La pluralidad de los dioses no es en Grecia como en otras religiones politeístas; no es una acumulación, sino un todo organizado y na disposición artística para exponer la riqueza del propio mundo.
Los dioses griegos actúan en la existencia y son a la vez los misterios revelados de ella.  No obran milagros sobre el curso de la naturaleza, ni tienen la capacidad de cambiar el destino de los hombres, ni aún si son héroes.  El héroe no es liberado de la lucha por intermediación divina, pero lucha con el elevado sentimiento de la victoria que le inspiran los númenes.  El héroe, y por lo tanto el hombre, acepta con entusiasmo la presencia del dios protector lo mismo en la victoria como en su ruina cuando la divinidad retira de él la mano protectora.

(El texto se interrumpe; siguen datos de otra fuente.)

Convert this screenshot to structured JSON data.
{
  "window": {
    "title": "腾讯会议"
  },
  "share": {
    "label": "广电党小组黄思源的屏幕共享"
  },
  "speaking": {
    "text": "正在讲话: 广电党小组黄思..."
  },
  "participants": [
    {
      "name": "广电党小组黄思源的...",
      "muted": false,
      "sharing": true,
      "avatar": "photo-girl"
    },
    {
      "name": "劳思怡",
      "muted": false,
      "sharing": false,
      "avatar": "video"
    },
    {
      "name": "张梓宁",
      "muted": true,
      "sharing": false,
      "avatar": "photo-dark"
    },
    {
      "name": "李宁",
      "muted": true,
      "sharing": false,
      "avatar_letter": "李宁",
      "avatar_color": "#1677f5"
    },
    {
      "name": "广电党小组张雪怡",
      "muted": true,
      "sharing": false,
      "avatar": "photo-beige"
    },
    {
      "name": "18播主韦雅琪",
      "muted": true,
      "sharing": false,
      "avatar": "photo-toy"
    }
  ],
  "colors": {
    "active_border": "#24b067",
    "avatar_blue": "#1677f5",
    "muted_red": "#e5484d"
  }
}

Concluimos que los dioses son realidad humana llevada al máximo exponente.  Los dioses griegos están hechos a imagen y semejanza del hombre y sus necesidades, y no al revés.  Quizá este modo de dioses es el único camino por el que era posible llegar a una visión completamente humana del hombre, a una visión completamente natural de la naturaleza, a un concepto completamente terrenal de los sentidos.  Y así habrían los griegos encontrado, al ser piadosos de esta manera, el único camino que conduce a la ilustración, el arte libre, la ciencia, la justicia, la sexualidad y, en definitiva, el único camino que podía conducir a Europa.